Akan tetapi, dalil yang mereka bawakan ini dlaif dari beberapa sisi: “Pertama, pada sanad riwayat dari Umar ada inqitha’ (putus sanad) yakni Al-Hasan dari Umar, sedang Al-Hasan tidak bertemu Umar. Kedua, pada sanad riwayat dari Anas yang meriwayatkan dari beliau adalah Abul Atikah. Dia dlaif sebagaimana kata Ibnul Qayim Al-Jauziyahdi dalam Aunul Ma’bud: “Abu Atikah dlaif.” Juga kata Al-Baihaqi: “Tidak shahih sanadnya (lihat halaman ini pada rujuk Imam Malik dalam syarah Az-Zarqani terhadap Al-Muwatha’ 1/216 dan rujuk Imam Ahmad dalam Masail Ibnu Hani 1/100 no. 500.)
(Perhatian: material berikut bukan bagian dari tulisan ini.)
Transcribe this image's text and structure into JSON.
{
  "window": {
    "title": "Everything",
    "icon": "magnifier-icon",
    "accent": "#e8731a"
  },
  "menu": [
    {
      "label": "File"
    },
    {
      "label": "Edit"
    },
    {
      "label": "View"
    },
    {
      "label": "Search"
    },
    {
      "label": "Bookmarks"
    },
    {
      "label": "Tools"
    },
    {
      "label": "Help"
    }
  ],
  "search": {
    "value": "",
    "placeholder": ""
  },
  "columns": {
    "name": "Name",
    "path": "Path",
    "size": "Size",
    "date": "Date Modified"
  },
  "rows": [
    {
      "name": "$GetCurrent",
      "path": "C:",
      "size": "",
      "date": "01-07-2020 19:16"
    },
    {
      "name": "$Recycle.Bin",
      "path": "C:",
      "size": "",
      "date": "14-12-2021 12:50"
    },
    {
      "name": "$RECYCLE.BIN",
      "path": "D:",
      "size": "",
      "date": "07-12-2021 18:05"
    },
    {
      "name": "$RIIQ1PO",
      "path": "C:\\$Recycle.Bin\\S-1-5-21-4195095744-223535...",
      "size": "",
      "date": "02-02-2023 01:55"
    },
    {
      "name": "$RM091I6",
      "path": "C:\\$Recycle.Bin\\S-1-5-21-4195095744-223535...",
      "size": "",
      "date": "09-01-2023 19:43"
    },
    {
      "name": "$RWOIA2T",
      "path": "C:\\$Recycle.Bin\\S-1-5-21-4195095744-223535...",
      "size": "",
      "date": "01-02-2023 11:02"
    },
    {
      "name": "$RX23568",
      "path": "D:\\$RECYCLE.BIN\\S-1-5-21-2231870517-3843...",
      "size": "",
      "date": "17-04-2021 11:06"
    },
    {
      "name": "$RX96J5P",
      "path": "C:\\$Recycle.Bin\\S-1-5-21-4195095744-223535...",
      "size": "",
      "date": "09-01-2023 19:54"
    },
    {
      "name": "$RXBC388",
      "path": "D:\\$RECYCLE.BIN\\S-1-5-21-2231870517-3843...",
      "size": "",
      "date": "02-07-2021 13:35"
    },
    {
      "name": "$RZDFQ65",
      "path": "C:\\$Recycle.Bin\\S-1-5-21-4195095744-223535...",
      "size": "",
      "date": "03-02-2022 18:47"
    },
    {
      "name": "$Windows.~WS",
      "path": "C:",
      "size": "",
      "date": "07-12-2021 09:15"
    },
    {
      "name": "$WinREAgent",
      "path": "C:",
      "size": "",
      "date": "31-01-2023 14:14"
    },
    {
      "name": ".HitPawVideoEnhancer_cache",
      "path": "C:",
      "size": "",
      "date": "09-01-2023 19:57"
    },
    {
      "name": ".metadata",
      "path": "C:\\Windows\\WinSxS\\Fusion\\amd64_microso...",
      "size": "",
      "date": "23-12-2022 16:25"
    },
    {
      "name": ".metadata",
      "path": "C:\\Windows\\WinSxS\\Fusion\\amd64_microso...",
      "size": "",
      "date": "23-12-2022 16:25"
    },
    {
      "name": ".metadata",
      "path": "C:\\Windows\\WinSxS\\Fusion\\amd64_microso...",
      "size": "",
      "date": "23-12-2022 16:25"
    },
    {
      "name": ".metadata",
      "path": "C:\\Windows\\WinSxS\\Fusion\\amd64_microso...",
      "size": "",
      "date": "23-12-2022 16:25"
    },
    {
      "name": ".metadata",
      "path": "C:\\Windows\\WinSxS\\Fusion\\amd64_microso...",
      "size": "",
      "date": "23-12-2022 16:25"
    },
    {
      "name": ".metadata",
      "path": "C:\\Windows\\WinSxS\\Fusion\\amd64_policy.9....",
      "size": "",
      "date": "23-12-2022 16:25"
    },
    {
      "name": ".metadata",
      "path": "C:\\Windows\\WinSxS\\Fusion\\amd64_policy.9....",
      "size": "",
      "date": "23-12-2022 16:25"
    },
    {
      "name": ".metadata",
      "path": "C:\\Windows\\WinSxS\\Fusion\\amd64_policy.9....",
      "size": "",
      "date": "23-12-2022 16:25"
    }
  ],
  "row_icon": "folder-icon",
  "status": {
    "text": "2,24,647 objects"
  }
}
Demikian pula keterangan Syaikh Masyhur Hasan Salman dan beliau berkata: “Benar, qunut witir pada pertengahan akhir Ramadlan mempunyai keadaan yang khusus yang diterangkan oleh atsar yang terdapat dalam Shahih Ibnu Khuzaimah 2/155-156 dengan sanad yang shahih. Akan tetapi qunut witir tidak dikhususkan dan terbatas pada waktu ini, tetapi ia syariatkan di seluruh tahun (Al-Qaulul Mubin hal 133-134). Demikian juga yang dinyatakan oleh Sayid Sabiq dalam Fiqhus Sunnah 1/165 dan lain-lain. Oleh karena itu Syaikh Masyhur memasukkan pendapat di atas sebagai kesalahan.

Mengenai tempat qunut, ada beberapa pendapat yaitu:
Pertama, sesudah ruku`, sebagaimana pendapat Imam As-Syafi’i dan Ahmad.

Kedua, sebelum ruku` menurut pendapat Imam Malik Ketiga, boleh sesudah ruku` dan sebelum ruku, menurut salah satu pendapat Imam Malik. (lihat Al-Istidzkar 6/201)

Dalam ikhtilaf semacam ini, maka kita kembalikan kepada nash yang shahih yaitu hadits dari Ubai bin Ka`ab radliyallahu `anhu, dia berkata: Rasulullah shallallahu `alaihi wa sallam qunut pada rakaat witir dan meletakkannya sebelum ruku`.” (HR. Ibnu Abi Syaibah 12/41/1, Abu Dawud, An-Nasa’i di dalam Sunan Al-Kubra 218/1-2, Ahmad, At-Thabrani, Al-Baihaqi dan Ibnu Asakir dengan sanad yang shahih. Demikian penilaian Syaikh Albani). Hadits shahih ini mendukung pendapat yang kedua.

Syaikh Masyhur berkata: “Qunut witir diletakkan sebelum ruku` sedangkan qunut nazilah sesudah ruku`. Kecuali apabila terjadi nazilah (kegentingan) di kalangan kaum muslimin sebagaimana pada atsar yang diriwayatkan Ibnu Khuzaimah (Al-Qaulul Mubin hal. 134)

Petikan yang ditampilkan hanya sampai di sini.